Lahti is so gracefully artful while the younger two are so loudly awkward that she is almost able to salvage this film from its manipulative mission.
But she can`t. ”The Fear Inside” (8 p.m. Sunday and other dates in August on the premium cable network) is a strangely stylized movie that sets Lahti up as Meredith Cole, a successful children`s book illustrator and the mother of a young son, who is separated from her husband. She`s also an agoraphobic, which means that she has an abnormal fear of open spaces and is unable to leave her home.
That house, stuck on the heavily forested mountainside, is a lavish manse. It is so huge and sumptuously appointed that it`s hard to believe that Cole would have to make ends meet by renting a room to a boarder. But that`s what she does, renting to the first person to show up.
Jane (Rubin) is a wild-eyed but smiling sort who is soon joined by her
”brother.” Peter (McDermott) says he`s a cop and starts an obvious flirtation with Cole.
Jane and Peter are far from siblings, for we soon see them entangled in the sheets with nude body parts flashing in that obvious-meaning gratuitous and rarely sexy-way. In relatively short order, Cole discovers the pair`s deviousness, while also finding the huge diamond they stole from their previous hostess, along with that foolish woman`s severed finger.

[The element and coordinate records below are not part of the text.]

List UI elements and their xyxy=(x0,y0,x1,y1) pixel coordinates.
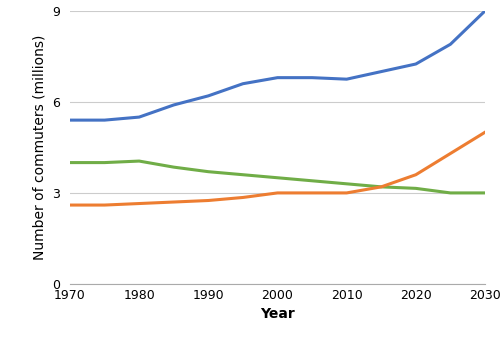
Train xyxy=(240,195,246,199)
Bus xyxy=(482,191,488,195)
Car xyxy=(482,9,488,13)
Train xyxy=(67,203,73,207)
Train xyxy=(102,203,107,207)
Car xyxy=(171,103,177,107)
Car xyxy=(102,118,107,122)
Bus xyxy=(136,159,142,163)
Train xyxy=(206,198,212,203)
X-axis label: Year: Year xyxy=(260,307,295,321)
Car xyxy=(378,70,384,74)
Car xyxy=(344,77,349,82)
Train xyxy=(171,200,177,204)
Car xyxy=(240,82,246,86)
Car xyxy=(136,115,142,119)
Car xyxy=(448,42,454,47)
Bus xyxy=(67,161,73,165)
Bus xyxy=(309,179,315,183)
Bus xyxy=(413,186,419,191)
Bus xyxy=(344,182,349,186)
Bus xyxy=(378,185,384,189)
Line: Bus: Bus xyxy=(70,161,485,193)
Train xyxy=(482,130,488,134)
Line: Car: Car xyxy=(70,11,485,120)
Car xyxy=(274,75,280,80)
Train xyxy=(136,201,142,206)
Line: Train: Train xyxy=(70,132,485,205)
Train xyxy=(274,191,280,195)
Train xyxy=(309,191,315,195)
Car xyxy=(309,75,315,80)
Car xyxy=(67,118,73,122)
Car xyxy=(206,94,212,98)
Bus xyxy=(448,191,454,195)
Train xyxy=(413,173,419,177)
Bus xyxy=(171,165,177,169)
Bus xyxy=(102,161,107,165)
Bus xyxy=(240,173,246,177)
Train xyxy=(378,185,384,189)
Bus xyxy=(274,175,280,180)
Y-axis label: Number of commuters (millions): Number of commuters (millions) xyxy=(32,35,46,260)
Train xyxy=(344,191,349,195)
Train xyxy=(448,151,454,156)
Car xyxy=(413,62,419,66)
Bus xyxy=(206,170,212,174)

Trapped by the pair and by her agoraphobia, Cole can`t escape, even though she has the chance and even though her ”house guests” are getting increasingly nutty.

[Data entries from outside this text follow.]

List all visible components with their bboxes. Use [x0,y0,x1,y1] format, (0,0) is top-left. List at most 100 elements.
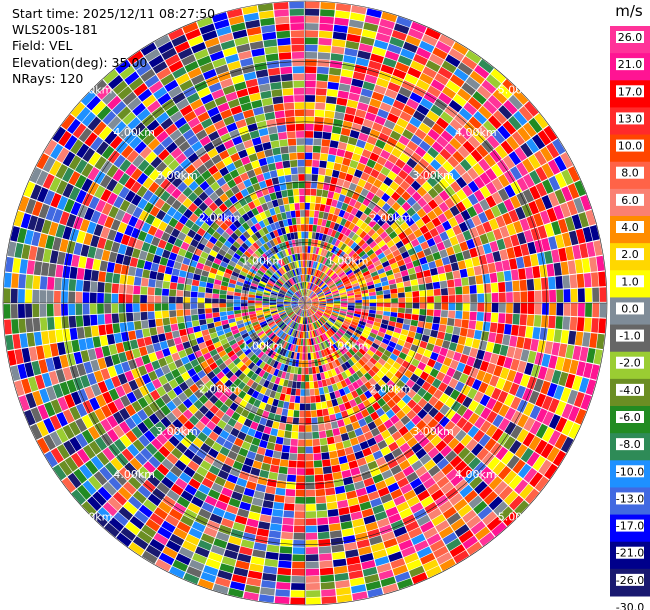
gate-cell [372,374,381,383]
gate-cell [329,391,336,400]
gate-cell [285,357,291,365]
gate-cell [551,370,562,385]
gate-cell [529,405,541,420]
gate-cell [290,366,295,374]
gate-cell [169,282,178,290]
gate-cell [585,288,592,302]
gate-cell [315,232,320,240]
gate-cell [460,159,472,172]
gate-cell [311,268,314,276]
gate-cell [354,329,363,335]
gate-cell [278,422,286,431]
gate-cell [305,303,308,310]
gate-cell [358,43,373,53]
gate-cell [382,57,397,68]
gate-cell [240,425,250,434]
gate-cell [326,305,333,308]
gate-cell [305,482,315,490]
gate-cell [325,378,332,386]
gate-cell [285,372,291,380]
gate-cell [169,310,177,318]
gate-cell [341,69,354,78]
gate-cell [506,135,520,151]
gate-cell [332,383,339,392]
gate-cell [468,495,483,509]
gate-cell [372,549,387,560]
gate-cell [306,575,320,583]
gate-cell [147,287,155,296]
gate-cell [529,170,542,185]
gate-cell [305,253,308,260]
gate-cell [333,223,340,231]
gate-cell [118,313,127,323]
gate-cell [455,479,469,492]
gate-cell [343,113,355,123]
gate-cell [528,436,542,451]
gate-cell [478,382,489,394]
gate-cell [473,189,485,202]
gate-cell [248,297,255,301]
gate-cell [400,180,410,191]
gate-cell [364,15,381,25]
gate-cell [317,174,325,183]
gate-cell [349,399,357,408]
gate-cell [305,504,316,511]
gate-cell [315,312,321,318]
gate-cell [330,457,340,466]
gate-cell [461,82,476,96]
gate-cell [343,535,356,544]
gate-cell [390,262,399,270]
gate-cell [335,3,352,12]
gate-cell [419,340,428,349]
gate-cell [372,450,384,460]
gate-cell [403,280,411,287]
gate-cell [350,511,363,521]
gate-cell [340,304,348,308]
gate-cell [328,516,340,524]
gate-cell [411,314,419,321]
gate-cell [567,260,577,275]
gate-cell [376,306,384,311]
gate-cell [583,273,592,288]
gate-cell [290,329,295,336]
gate-cell [404,313,412,320]
gate-cell [464,337,474,347]
gate-cell [381,260,390,268]
gate-cell [381,192,391,203]
gate-cell [230,427,240,437]
gate-cell [274,494,285,503]
gate-cell [311,424,319,432]
gate-cell [379,342,388,350]
gate-cell [268,435,277,444]
gate-cell [359,155,369,165]
gate-cell [270,375,277,383]
gate-cell [126,275,135,285]
gate-cell [456,362,466,373]
gate-cell [305,8,320,16]
gate-cell [384,160,395,170]
gate-cell [145,544,162,558]
gate-cell [454,278,462,287]
gate-cell [433,288,441,296]
gate-cell [205,471,217,482]
gate-cell [510,358,520,371]
gate-cell [370,328,379,335]
gate-cell [333,435,343,443]
gate-cell [324,291,332,296]
gate-cell [310,294,317,300]
gate-cell [318,350,323,358]
gate-cell [325,309,332,313]
gate-cell [334,485,346,495]
gate-cell [355,258,363,265]
gate-cell [305,303,307,310]
gate-cell [332,255,339,263]
gate-cell [336,97,348,106]
gate-cell [386,197,396,207]
gate-cell [305,303,311,306]
gate-cell [360,384,369,393]
gate-cell [357,194,366,204]
gate-cell [344,228,352,237]
gate-cell [284,503,295,511]
gate-cell [347,384,355,392]
gate-cell [305,417,312,425]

”There`s fun and games,” Peter says to Jane when she`s embarking on some sort of demented sophomoric shtick. ”And then there`s real life.”

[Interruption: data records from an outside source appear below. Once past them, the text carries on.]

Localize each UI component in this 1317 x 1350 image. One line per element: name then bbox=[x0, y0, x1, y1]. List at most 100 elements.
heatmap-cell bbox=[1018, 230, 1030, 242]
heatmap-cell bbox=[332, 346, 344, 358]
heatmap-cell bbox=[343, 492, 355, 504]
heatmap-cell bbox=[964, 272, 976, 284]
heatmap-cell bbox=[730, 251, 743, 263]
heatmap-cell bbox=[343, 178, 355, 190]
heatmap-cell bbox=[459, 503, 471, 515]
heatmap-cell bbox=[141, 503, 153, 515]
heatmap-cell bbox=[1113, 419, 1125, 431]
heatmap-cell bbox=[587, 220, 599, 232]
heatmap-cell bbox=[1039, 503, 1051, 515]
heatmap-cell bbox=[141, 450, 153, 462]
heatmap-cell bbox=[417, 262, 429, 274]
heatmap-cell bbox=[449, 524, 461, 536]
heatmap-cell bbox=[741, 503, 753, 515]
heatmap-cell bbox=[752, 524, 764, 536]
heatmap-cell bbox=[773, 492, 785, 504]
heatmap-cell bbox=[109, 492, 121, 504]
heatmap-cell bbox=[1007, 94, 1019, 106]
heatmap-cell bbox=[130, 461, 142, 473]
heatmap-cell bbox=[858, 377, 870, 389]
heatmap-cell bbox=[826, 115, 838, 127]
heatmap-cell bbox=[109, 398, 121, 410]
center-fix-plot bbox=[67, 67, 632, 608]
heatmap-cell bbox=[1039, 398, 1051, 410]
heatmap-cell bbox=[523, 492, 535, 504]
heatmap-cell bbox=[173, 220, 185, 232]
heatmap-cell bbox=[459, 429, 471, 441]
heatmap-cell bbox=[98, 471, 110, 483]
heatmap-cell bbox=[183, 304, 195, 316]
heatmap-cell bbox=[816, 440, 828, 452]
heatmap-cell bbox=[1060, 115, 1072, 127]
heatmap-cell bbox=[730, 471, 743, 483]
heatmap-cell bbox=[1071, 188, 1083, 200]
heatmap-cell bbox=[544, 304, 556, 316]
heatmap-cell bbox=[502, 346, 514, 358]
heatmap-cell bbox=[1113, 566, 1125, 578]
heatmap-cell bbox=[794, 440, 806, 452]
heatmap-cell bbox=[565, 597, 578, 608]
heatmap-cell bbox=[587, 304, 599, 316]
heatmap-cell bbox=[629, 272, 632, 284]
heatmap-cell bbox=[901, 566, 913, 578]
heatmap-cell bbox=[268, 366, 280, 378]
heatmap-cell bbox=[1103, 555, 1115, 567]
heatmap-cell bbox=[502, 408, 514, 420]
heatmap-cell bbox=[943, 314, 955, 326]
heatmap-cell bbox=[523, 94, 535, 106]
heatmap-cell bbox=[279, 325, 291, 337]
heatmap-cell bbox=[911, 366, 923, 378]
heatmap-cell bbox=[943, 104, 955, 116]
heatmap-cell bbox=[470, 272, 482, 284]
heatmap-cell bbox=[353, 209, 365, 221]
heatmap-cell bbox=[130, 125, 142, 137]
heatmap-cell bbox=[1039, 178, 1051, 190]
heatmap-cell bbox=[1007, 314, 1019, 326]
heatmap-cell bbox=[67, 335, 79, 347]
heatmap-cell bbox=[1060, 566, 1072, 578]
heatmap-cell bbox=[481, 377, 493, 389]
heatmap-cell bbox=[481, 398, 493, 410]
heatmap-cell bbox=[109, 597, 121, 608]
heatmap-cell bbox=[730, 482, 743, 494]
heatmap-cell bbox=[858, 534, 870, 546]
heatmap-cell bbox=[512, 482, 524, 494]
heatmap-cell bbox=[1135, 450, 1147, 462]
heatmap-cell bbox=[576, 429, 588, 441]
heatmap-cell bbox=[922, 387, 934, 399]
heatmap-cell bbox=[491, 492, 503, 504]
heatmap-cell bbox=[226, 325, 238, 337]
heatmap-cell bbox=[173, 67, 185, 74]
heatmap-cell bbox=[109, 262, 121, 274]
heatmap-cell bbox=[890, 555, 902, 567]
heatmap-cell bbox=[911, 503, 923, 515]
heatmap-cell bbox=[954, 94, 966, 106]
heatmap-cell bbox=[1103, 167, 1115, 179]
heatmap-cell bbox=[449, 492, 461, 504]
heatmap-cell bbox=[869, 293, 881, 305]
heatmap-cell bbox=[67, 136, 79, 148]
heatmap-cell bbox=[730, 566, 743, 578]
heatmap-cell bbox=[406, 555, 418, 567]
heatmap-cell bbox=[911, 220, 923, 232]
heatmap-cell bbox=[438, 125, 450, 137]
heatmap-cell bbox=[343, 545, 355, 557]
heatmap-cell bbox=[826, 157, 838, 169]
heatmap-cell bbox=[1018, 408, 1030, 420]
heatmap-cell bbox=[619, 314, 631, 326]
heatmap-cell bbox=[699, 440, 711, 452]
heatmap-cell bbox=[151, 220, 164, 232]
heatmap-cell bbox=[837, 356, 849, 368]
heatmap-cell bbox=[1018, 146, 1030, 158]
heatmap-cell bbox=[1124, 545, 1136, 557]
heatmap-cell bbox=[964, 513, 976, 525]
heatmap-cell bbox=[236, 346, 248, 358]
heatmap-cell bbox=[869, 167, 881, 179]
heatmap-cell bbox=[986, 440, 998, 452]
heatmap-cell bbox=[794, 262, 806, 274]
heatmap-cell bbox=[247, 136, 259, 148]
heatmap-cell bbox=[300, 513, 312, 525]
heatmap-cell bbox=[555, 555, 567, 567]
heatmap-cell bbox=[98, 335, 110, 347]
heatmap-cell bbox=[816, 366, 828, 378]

Unfortunately, director Leon Ichaso doesn`t know the difference. He plays all sorts of visual games to the detriment of any real tension or terror that might have resulted from such circumstances.
As the film progresses, each of the characters becomes increasingly disheveled, as if their anxieties and fears were manifesting themselves physically. Rubin gets especially weird looking, with her hair a fright wig of Don King`s electrified style and her eyes afire.
Cole finally overcomes her fear and saves herself and her son. But that does little to make me feel that this film wastes a fine actress.
– A new and potentially interesting weekly cable program begins at 6:30 p.m. Sunday with the premiere of ”You and the Law” (Chicago Cable Access Channel 19). The brainchild of Chicago Bar Association President Thomas A. Demetrio, the program will feature such ”legal stars” as Chicago Corporation Counsel Kelly Walsh and Illinois Atty. Gen. Roland Burris in discussion with Demetrio about law-related issues.
The first show will examine the Americans With Disabilities Act: its history, purpose and effect. Among the guests will be Marca Bristo, founder and president of Access Living.